Many dating app users get frustrated or end up being affected in a negative way. How can a user get the most out of a dating app?
People have always tried to get lucky in love. But the internet and especially mobiles have revolutionized the way we look for partners.
According to Berlin-based psychologist and dating expert Pia Kambitz, online dating has become essential in many countries today, especially for the younger generation. “A 2023 survey found that 77% of 16- to 29-year-olds and 66% of 30- to 49-year-olds have dated someone they met online. In addition, most couples today essentially meet online.”
One such case is that of 31-year-old Brazilian Giovanna Zanforlin and her partner Juliana. As Giovanna says, “online dating is often superficial but it’s also quite practical. You don’t have to go somewhere to meet someone. And you immediately know what his sexual orientation is.”
The algorithm is decisive
Dating through popular apps like Tinder, Bumble or Grindr usually works like this: users create a profile with photos and some personal information and write what they are looking for. An algorithm then puts them in touch with other users based on their location, preferences and interests.
Tinder offers one such type of online dating. Users can swipe the suggested profiles on the screen to the left to reject them or to the right when they like the suggested user. Thus, interested parties decide within seconds which profile they like.
When it became known a few years ago that Tinder’s algorithm applied the so-called “elo score”, promoting the most “attractive” users, there was a huge backlash.
“You’re selling yourself like a product on the shelf”
Spaniard Alfonso Rosales GarcÃa, who has been living in Berlin for two years and uses the dating app Hinge, also criticizes how superficial dating apps are: “It’s funny, sometimes you feel like you have to sell yourself like a product on a shelf store”. The 29-year-old also points to another paradox of dating apps: the better the app works, the faster it loses customers. “Providers want to make a profit from the lives of the people they meet on the app. That’s why they show more users who pay more.” Dating apps usually offer superficial and non-committal dating.Image: Andreas Franke/picture alliance
Like Alfonso, many are frustrated by certain aspects of online dating. Pia Kambitz agrees, but thinks it’s a mistake to look for flaws only in the apps: “How users use the apps and what they do with their new acquaintances is up to them. And precisely here are often the reasons for disappointment: users accept dozens of profiles, for example, and then complain that their acquaintances are superficial and non-binding.”
However, dating apps have other disadvantages. Like other social media, it carries the risk of addiction. Some people can’t stop looking through the various suggested profiles. The mere prospect of a new mate brings a strong dose of dopamine to the brain.
Mental health risks?
Also, the infinite options can become extremely tiring for the user, who becomes “overloaded”, losing his attention and patience more and more from acquaintance to acquaintance.

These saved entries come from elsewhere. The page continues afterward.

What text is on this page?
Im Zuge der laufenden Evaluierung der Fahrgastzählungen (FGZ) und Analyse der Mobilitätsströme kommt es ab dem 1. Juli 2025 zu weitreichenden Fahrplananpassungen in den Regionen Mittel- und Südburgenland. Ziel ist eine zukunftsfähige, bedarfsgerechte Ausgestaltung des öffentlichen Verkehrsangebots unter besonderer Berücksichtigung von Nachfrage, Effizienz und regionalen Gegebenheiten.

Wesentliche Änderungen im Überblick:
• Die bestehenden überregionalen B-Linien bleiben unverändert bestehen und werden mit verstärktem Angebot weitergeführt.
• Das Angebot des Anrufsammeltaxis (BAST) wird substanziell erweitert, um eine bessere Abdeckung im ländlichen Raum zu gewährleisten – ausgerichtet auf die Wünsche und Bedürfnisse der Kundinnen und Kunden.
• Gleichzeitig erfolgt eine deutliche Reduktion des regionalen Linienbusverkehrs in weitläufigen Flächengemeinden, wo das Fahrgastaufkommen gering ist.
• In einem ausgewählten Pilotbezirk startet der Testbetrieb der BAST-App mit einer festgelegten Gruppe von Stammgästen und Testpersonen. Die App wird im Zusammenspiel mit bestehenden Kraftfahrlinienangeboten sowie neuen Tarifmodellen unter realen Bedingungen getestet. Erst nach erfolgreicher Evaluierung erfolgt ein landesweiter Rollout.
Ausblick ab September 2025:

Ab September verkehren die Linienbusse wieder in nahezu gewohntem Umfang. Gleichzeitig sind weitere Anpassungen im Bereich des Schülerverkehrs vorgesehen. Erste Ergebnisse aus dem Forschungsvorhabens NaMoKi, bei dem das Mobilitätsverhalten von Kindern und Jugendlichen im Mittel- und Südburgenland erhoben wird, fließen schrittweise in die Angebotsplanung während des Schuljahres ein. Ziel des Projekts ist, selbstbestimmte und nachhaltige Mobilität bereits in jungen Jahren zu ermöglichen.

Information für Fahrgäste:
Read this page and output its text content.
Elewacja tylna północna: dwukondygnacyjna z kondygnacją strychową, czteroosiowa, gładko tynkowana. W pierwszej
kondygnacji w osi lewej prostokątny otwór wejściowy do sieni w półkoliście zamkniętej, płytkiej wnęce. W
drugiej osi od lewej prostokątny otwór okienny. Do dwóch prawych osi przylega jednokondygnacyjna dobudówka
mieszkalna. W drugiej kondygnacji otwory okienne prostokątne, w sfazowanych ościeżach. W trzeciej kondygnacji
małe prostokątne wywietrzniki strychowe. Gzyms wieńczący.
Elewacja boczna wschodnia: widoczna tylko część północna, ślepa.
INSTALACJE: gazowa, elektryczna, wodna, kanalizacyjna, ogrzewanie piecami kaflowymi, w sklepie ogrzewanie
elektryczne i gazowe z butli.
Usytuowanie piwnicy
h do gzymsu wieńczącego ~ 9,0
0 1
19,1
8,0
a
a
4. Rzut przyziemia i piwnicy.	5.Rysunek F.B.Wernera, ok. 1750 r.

Several studies also show that dating apps can cause stress, dissatisfaction, or worsen mental health problems. Elias Abujaounde, professor of psychiatry and behavioral sciences at Stanford University, studied the cases of 1,300 Tinder users and how satisfied they are with the application.
In the findings of his research, he states that “online dating seems to be an ineffective solution for people facing problems with their mental health”. As someone who has dealt with problematic internet use for 15 years, she parallels Tinder with other social media, which can exacerbate depression, anxiety and low self-esteem.
Correct use of the application is key
Users themselves can avoid unhealthy use of the app. Kambitz emphasizes that one must be aware of what exactly one is looking for. Users should also take the time to review the proposed profiles and remember that behind every profile is a human being with feelings. If they themselves are “rejected” or receive few likes, it is important to remember that “it is not a person who is “rejected” as a person, but only the small part of himself that he has revealed on the Internet”.
The many doors that online dating opens up can be overwhelming, in both positive and negative ways. And in the end the conscious use of the apps can be the deciding factor in whether one finds a truly suitable partner or just a waste of time.
Source :Skai
I am Frederick Tuttle, who works in 247 News Agency as an author and mostly cover entertainment news. I have worked in this industry for 10 years and have gained a lot of experience. I am a very hard worker and always strive to get the best out of my work. I am also very passionate about my work and always try to keep up with the latest news and trends.